Creating a budget isn't about living on bread and water, but ensuring you're using your money for the things you really want.

So the first step in creating an effective budget is to decide why you're doing it. What are your goals – saving for a deposit for a home, a holiday, some money for emergencies or paying off your mortgage? Next, decide how much money you need to reach these goals. Now you're ready to start.

Step 1 – what comes in?

Your main source of income is most likely your salary. Also include any Centrelink payments such as family assistance, interest on your savings and investments, and regular payments such as rent from an investment property. Be strict: pay rises and bonuses you may or may not get don't belong in your budget.

Step 2 – what goes out?

Start with your bank statements and credit card bills to keep track of rent, loan repayments, insurance and bills such as phone and electricity. For variable costs such as groceries, petrol, entertainment and the odd extravagant purchase it's best to log them on the go for at least a few weeks. Use your best guess if there's anything you can’t find and include maintenance costs, like servicing your car.

ASIC has a useful free app – but if you don't want to use your phone or don't have a smartphone, old-fashioned pen and paper will do the trick.

Step 3 – to the cutting block

Adding up all your expenses may prove an eye-opener:

  • How much do your regular cappuccinos add up to?
  • How much do you spend on sandwiches and takeaways?
  • Do you have expensive extras health insurance but don't have the time to go to the physio, don't wear glasses and your last visit to the dentist was more than a year ago?
  • How much debt do you carry on your credit card and what's the interest rate?
  • How much do you pay in bank fees – especially those pesky foreign ATM fees?

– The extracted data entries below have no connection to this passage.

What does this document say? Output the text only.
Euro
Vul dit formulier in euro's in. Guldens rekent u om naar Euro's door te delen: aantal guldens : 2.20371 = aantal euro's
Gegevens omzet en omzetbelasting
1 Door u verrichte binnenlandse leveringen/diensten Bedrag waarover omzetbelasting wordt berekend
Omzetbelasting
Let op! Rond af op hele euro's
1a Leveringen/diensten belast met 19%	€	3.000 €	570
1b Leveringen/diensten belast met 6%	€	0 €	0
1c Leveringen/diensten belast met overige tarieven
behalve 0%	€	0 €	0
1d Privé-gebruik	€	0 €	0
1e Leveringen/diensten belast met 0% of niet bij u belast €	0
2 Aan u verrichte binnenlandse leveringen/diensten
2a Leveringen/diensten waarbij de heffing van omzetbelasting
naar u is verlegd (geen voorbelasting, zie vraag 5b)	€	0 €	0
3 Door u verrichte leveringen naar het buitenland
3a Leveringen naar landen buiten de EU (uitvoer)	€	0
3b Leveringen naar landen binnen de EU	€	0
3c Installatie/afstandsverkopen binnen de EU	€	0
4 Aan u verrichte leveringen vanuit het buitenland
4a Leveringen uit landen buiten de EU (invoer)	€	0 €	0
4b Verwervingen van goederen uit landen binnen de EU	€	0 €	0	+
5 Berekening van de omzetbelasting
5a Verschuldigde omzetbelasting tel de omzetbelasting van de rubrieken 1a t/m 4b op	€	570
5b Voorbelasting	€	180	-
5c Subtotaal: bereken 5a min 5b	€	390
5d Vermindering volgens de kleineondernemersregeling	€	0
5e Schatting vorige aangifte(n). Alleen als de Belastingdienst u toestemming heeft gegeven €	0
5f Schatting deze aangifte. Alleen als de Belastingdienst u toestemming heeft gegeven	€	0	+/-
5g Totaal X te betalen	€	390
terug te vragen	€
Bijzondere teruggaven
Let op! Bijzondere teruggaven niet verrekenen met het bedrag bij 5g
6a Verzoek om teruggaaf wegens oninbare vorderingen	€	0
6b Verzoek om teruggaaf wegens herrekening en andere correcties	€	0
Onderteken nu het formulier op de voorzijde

There are often lots of savings you can easily identify. The easiest one could be to switch to a low-interest credit card. Also, next time your insurance is due shop around – our health, car and home insurance best buys can help to reduce those costs.

Easy savings tips

  • Reduce your electricity costs by turning off appliances at the power point.
  • Pay your health insurance policy before 1 April for the next 12 months and avoid this year's price increase.
  • Spread the cost of buying Christmas presents over the year – start saving now.
  • Reclaim your pantry – plan some easy and inexpensive meals using things you already have.
  • Make a shopping list and go for a big shop once a week. Buy your essentials at Aldi, and get fruit and veggies that are in season and on special at the greengrocer. Check the specials in the big supermarkets.
  • Do a big cook- and bake-up one weekend each month and freeze portion-size meals for delicious, healthy school and work lunches.
  • More savings tips.

Step 4 – where do you stand?

Once you've identified any savings, check how you fare:

  • Do you spend more than you earn?
  • Do you transfer what's left at the end of the month to your savings or do you just spend your whole pay cheque?
  • Do you have an emergency fund and if so, how long would it last you?

Then divide all costs into four different columns

  • Must haves – such as rent and groceries.
  • Nice to haves – movie nights, drinks with friends, takeaways.
  • Once-in-a-while indulgences – massages, beauty treatments and going to concerts and sports events.
  • Goals – savings for emergencies, a new car, starting a family or your retirement.

Are you meeting your goals at the moment? If you keep up your savings plan, how long will it take until you have saved enough?

Step 5 – new beginnings

Now you're ready to draw up a new plan. Make sure you don't set unrealistic goals, and allow yourself some treats. Making a budget is not about stopping doing the things you enjoy, but perhaps reducing some costs. For example, go to the movies on the cheap nights. Remember, the best budget is the one that works for you.

  • The basics:
  • The splurge fund:
  • Your goals

Budgeting basics

  • First, make sure you have enough money for your day-to-day living expenses such as regular costs and bills. Remember quarterly bills and flexible costs such as your winter electricity bill.
  • Start with small achievable goals and include some rewards to keep yourself motivated. For example, go out to dinner once you've paid off the credit card with the lowest balance.
  • Make regular deductions from your transaction account to your savings. Turbo-charge your savings by using a high-interest savings account.
  • Be flexible – sometimes bills just start to mount. Accept that you won't be able to put away as much this month. That's perfectly fine as long as it doesn't become a regular occurrence. In that case, you'd need to review and revise your budget.
  • Monitor your budget for a few months and then revisit it to see if it needs some fine-tuning. Review it regularly to check if you're on track.
  • If you get an unexpected windfall like a bonus or tax return, direct it straight to your savings.

What if I need help?

If you're spending more than you earn, a financial counsellor can help you draw up a budget to get back on track. For a free and independent financial counsellor in your area, call 1800 007 007 (9.30am – 4.30pm, Monday to Friday). This number will automatically put you through to the service closest to you.

Tip – there are some people around using high-pressure sales tactics for their 'budgeting services'. Don't fall for them; those budgets usually involve totally unrealistic sacrifices.